Northern Pass opponents lay out vision for the futureBy PAULA TRACY
New Hampshire Union Leader
September 24. 2012 8:31PM
Jim Dannis of Dalton, an outspoken opponent of the proposed 180-mile power transmission project, said he researched the issue and said there may be ways the project can get around the federal rules, if there is extreme political pressure exerted to get hydro power from Quebec to New England.
While Dannis estimated it might take another three years for the U.S. Forest Service to decide on the application to run new lines through 10 miles of forest, he warned that gives project proponents more time to line up support.
Dannis was among a number of opponents to the Northern Pass project who spoke at a meeting sponsored by the Town of Easton Conservation Commission. Northern Pass officials were not invited and did not attend.
The focus of the meeting was to explore the White Mountain National Forest and the commision's role in the Northern Pass proposal.
Northeast Utilities, the parent company of Public Service Company of New Hampshire, and Hydro-Quebec are seeking federal approval to bring hydro power from Quebec to the New England grid through New Hampshire, using above-ground transmission towers which they believe will average about 85 feet in height. Opponents are concerned that the visual impact will hurt property values and tourism.
The project would use 140 miles of existing right-of-way from Groveton to Deerfield. The utilities are still working to find 40 miles of new right-of-way in the north. The proposal includes going through forest land in Easton, Woodstock, Lincoln and Thornton, including a crossing of the Appalachian Trail.
Susan Schibanoff of Easton, who writes the opposition blog called 'Bury the Northern Pass,' noted that the utility does not have a traditional easement or permanent land rights to run electricity for public use. A special use permit for the for-profit Northern Pass project is much different, she said, and has to be approved by the forest supervisor.
Tom Wagner, the current supervisor of the 780,000-acre White Mountains Forest, said he will wait for the project's federal Environmental Impact Statement to be completed before he rules on whether to issue the permit. He will use the Forest Plan of 2005 as the guiding management document.
Dannis said the plan has some pretty strong language in it, which may preclude the project from getting approval.

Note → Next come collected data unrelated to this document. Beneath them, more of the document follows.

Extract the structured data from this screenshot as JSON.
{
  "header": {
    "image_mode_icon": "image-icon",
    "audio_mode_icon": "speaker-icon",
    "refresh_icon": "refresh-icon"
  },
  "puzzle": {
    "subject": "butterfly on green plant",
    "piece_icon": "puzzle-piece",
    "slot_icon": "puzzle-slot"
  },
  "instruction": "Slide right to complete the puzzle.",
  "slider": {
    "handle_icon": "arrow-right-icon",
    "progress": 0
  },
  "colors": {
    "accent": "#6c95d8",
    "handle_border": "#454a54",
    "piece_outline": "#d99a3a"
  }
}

'Private uses of the National Forest System land must not be authorized when such uses can be reasonably accommodated on other lands,' the document states. It also notes 'special uses must be managed to best serve public interest,' and particularly when crossing the Appalachian Trail, the document states the new line cannot be strung unless there is 'an overriding public need.'
It also states that 'permits must not be authorized that create an exclusive or a perpetual right or use or occupancy that would in effect grant title to federal land ... or would, in effect, create the appearance of granting such a right,' the forest plan reads.
Dannis said while some of that guiding language would make it difficult for the Forest Service to approve such a project, it may meet with politics if the project is seen as being wanted for renewable power and federal energy policy could be invoked to trump the language in the Forest Plan.

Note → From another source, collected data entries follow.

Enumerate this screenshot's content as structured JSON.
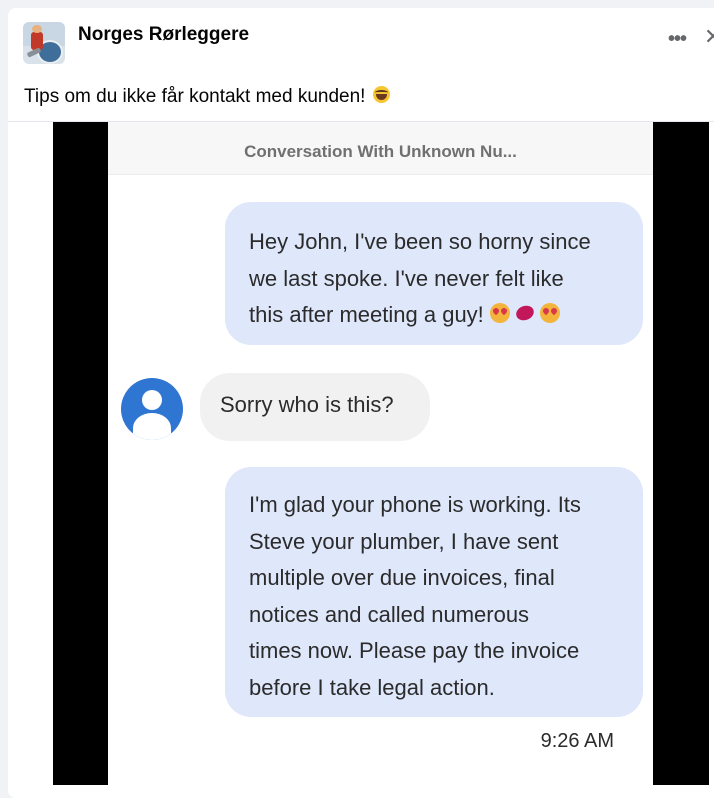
{
  "post": {
    "page_name": "Norges Rørleggere",
    "caption": "Tips om du ikke får kontakt med kunden!",
    "caption_emoji": "laughing-emoji",
    "more_icon": "more-options-icon",
    "close_icon": "close-icon"
  },
  "conversation": {
    "title": "Conversation With Unknown Nu...",
    "messages": [
      {
        "direction": "outgoing",
        "lines": [
          "Hey John, I've been so horny since",
          "we last spoke. I've never felt like",
          "this after meeting a guy!"
        ],
        "emojis": [
          "heart-eyes-emoji",
          "kiss-mark-emoji",
          "heart-eyes-emoji"
        ]
      },
      {
        "direction": "incoming",
        "text": "Sorry who is this?"
      },
      {
        "direction": "outgoing",
        "lines": [
          "I'm glad your phone is working. Its",
          "Steve your plumber, I have sent",
          "multiple over due invoices, final",
          "notices and called numerous",
          "times now. Please pay the invoice",
          "before I take legal action."
        ]
      }
    ],
    "timestamp": "9:26 AM"
  },
  "colors": {
    "outgoing_bubble": "#dfe7fb",
    "incoming_bubble": "#f1f1f1",
    "contact_avatar": "#2f76d2"
  }
}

Mike Skelton, spokesman for Northern Pass, said the application his group has filed with the Forest Service is consistent with the requirements for a special use permit. Skelton said the existing transmission line through the forest has coexisted with the forest for the past 60 years.
'There are both federal and state processes in place that will determine whether Northern Pass moves ahead and we will continue to work with officials and the public to make this project work for New Hampshire,' Skelton said.
'We believe Northern Pass is a vital step in meeting our state's future energy needs while also achieving fuel diversity, at a time when our over-reliance on natural gas has been cited by ISO New England as a major risk factor. We will continue to work through the rigorous approval process to ensure the project moves forward,' he added.
'It is not news that a small group of opponents is engaging in speculation, or that they are presenting their opinions as facts,' Skelton concluded.
Also addressing the meeting were officials for the Appalachian Mountain Club, the Society for the Protection of New Hampshire Forests, The Appalachian Trail Conservancy and the Conservation Law Foundation, which all oppose the project.
Schibanoff said the project developers have identified crossing the forest as the biggest problem they face.
'Yesterday's meeting in Easton explored what that means and why it is true. This land was conserved for the long-term public good, not for short-term private gain. Accordingly, the forest permitting rules are written so that private projects must meet the very highest standards of accountability. We do not believe that an optional merchant project like Northern Pass meets those standards,' she said.